Sending many hugs, Deborah

Sarah in Stitches said...

Hi Lesley,

I'm pretty new to your blog (discovered it recently trying to find information about biscornus) but I LOVE IT! I hear your voice loud and clear, and I adore your designs and ideas. You have no idea how inspiring and exciting you are. I'm a relative beginner at stitching, and I'm definitely a beginner at blogging, so I learn so much from you.

I realize you're going through a hard time right now, trying to decide whether or not to keep blogging, but I cannot tell you how much I appreciate your work. I really hope you can find some kind of comfort in blogging, because you would be sorely missed!

Much love,
Sarah in Stitches

Karoline said...

{{{hugs}}} I hope you get some relief for your elbow soon & that the people around you find it in themselves to be more supportive.

Anonymous said...

I have been watching your blog for only a short while and after reading your post today, took the opportunity to look back over your work.

OH MY!! Stunning. What beautiful work you have produced.

I would love the time to blog and embroider and knit and crochet and post my progress online, but unfortunately my life is one of full-time work. An underachiever in the house-work dept, an over-achiever in 'pipe-dreams' dept and a 'do what I can when I can' creative soul.
I appreciate that you are feeling frustrated and sore and grumpy with the way things are at the moment but I really hope this will pass and you will get your mojo back soon.
Perhaps, instead of blogging you could just post photos of pieces of your past work to be re-admired again. I am always looking for inspiration and your blog is one I turn to regularly.
Life is what is it. I too know someone who has a life too good to be true and maybe it is. Mine might also have been different if I had made different decisions. I didn't. It is what it is.
Chin up.
(BTW you can repeat the cortisone injection. Many people need two goes to get any effect. I hope you rested it properly.)

Karen C

Anonymous said...

OK. It's been over a week now. It's time you read how much we love you and come back.
Please!
Karen C
(Pretty autumn leaves)

Val said...

I sympathise with the pain ... I have had problems with my shoulder since before xmas and sometimes the pain makes me crotchety, bad tempered and really fed up .. nothing the doc gives me takes away the pain and the cortisone injection only worked for a few days ! But you brighten the days of so many folks here so come back soon ...

Val x

Babs said...

I haven't been to your blog in a long time...your woes caught my attention because I felt like reading someones elses blog. Usually I'm too "involved" to read the list I have, and you're included on my bloglist as one of my fav's.
I've had my bad times on my blog, if you're writing from the inside out projecting more than your talent --well then...have at it.
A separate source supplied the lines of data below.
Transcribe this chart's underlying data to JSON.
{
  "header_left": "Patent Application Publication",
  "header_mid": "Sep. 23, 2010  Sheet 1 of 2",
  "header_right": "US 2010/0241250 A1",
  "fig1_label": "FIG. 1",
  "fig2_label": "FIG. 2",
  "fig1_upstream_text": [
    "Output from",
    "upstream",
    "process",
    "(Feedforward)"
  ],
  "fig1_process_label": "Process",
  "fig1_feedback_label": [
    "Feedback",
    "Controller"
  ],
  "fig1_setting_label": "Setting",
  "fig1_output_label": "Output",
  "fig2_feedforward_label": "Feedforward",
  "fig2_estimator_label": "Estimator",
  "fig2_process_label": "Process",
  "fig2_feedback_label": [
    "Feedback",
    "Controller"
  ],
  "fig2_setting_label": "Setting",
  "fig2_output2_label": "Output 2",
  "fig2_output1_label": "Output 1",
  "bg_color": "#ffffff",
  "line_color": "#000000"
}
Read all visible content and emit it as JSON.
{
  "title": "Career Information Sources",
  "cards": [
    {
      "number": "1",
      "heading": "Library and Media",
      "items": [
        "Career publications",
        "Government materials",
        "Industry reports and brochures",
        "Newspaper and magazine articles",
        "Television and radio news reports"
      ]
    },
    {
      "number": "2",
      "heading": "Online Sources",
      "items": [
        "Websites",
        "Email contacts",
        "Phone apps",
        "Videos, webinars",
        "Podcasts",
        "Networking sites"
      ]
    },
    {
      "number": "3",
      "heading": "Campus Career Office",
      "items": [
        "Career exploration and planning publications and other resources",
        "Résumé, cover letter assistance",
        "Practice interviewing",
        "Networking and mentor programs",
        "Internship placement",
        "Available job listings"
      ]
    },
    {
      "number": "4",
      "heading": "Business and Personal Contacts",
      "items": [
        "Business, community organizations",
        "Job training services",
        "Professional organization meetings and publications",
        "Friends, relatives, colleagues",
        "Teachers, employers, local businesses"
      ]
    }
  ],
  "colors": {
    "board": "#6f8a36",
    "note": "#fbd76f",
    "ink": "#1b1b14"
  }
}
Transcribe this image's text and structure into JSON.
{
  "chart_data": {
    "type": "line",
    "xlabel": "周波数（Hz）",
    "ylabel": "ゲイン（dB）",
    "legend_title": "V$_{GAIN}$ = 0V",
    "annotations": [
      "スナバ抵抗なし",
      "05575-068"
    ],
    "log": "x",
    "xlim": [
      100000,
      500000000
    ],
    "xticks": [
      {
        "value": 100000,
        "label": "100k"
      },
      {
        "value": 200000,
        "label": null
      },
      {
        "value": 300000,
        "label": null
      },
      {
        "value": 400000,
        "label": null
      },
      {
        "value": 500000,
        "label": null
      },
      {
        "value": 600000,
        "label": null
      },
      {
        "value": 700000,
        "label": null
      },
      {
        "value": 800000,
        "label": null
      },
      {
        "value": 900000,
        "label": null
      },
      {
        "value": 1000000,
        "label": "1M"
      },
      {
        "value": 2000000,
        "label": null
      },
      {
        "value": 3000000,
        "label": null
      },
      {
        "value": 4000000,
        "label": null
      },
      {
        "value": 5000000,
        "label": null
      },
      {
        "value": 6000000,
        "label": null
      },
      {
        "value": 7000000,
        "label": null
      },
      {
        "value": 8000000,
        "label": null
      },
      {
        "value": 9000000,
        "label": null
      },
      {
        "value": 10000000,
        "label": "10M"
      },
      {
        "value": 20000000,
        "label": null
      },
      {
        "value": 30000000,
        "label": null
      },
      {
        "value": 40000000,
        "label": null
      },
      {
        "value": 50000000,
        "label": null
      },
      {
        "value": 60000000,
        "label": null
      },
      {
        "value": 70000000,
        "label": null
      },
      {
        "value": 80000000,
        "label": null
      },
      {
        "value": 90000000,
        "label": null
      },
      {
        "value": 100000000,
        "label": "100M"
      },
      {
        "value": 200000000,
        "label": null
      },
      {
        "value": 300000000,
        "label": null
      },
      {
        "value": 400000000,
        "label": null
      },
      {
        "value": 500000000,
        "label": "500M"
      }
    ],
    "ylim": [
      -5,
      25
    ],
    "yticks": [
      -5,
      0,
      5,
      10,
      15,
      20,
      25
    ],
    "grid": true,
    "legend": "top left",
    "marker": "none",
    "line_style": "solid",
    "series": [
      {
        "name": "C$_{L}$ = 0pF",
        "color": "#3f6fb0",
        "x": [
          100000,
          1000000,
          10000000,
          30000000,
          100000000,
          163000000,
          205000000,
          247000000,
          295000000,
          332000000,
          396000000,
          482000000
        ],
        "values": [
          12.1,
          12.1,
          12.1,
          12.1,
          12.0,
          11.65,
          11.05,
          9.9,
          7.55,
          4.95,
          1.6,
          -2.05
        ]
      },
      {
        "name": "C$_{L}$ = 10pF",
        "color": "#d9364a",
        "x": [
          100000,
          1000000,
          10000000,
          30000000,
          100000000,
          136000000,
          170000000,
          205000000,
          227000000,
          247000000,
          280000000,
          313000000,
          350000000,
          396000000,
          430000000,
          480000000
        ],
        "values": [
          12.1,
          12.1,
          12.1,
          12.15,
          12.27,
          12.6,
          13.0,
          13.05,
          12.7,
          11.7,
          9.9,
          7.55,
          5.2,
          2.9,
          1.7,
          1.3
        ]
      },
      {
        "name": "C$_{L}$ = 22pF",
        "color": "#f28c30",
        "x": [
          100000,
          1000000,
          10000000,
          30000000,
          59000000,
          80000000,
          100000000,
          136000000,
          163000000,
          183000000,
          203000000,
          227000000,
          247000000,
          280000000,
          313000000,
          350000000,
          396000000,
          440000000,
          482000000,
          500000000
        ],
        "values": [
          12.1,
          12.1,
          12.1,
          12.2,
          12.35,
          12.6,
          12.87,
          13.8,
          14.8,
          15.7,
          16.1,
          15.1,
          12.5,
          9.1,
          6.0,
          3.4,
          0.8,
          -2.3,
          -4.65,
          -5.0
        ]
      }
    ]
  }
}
I'd say you're going through a "blue" period.
Many people take a hiatus from blogging. I think it's almost necessary to regroup and come up with all things fresh and new.
Whatever your outcome, I wish you the best.

Julie said...

Love the new background leaves, beautiful.
Hope you are feeling somewhat brighter. Xxx

Wendy said...

hello,
I'm new to your blog, bookmarked it a while ago and only just got time to visit.

I know what you mean about smug blogs, especially the SAHM ones, but we're not all like that. I like to tell my readers what particular disaster has befallen me this week, but I suppose it's all tongue in cheek.

I could say, don't let it get to you, these woman have problems, they just don't tell US, but that's a bit of a pat answer. So instead I'll say fuck them and their "perfect" lives.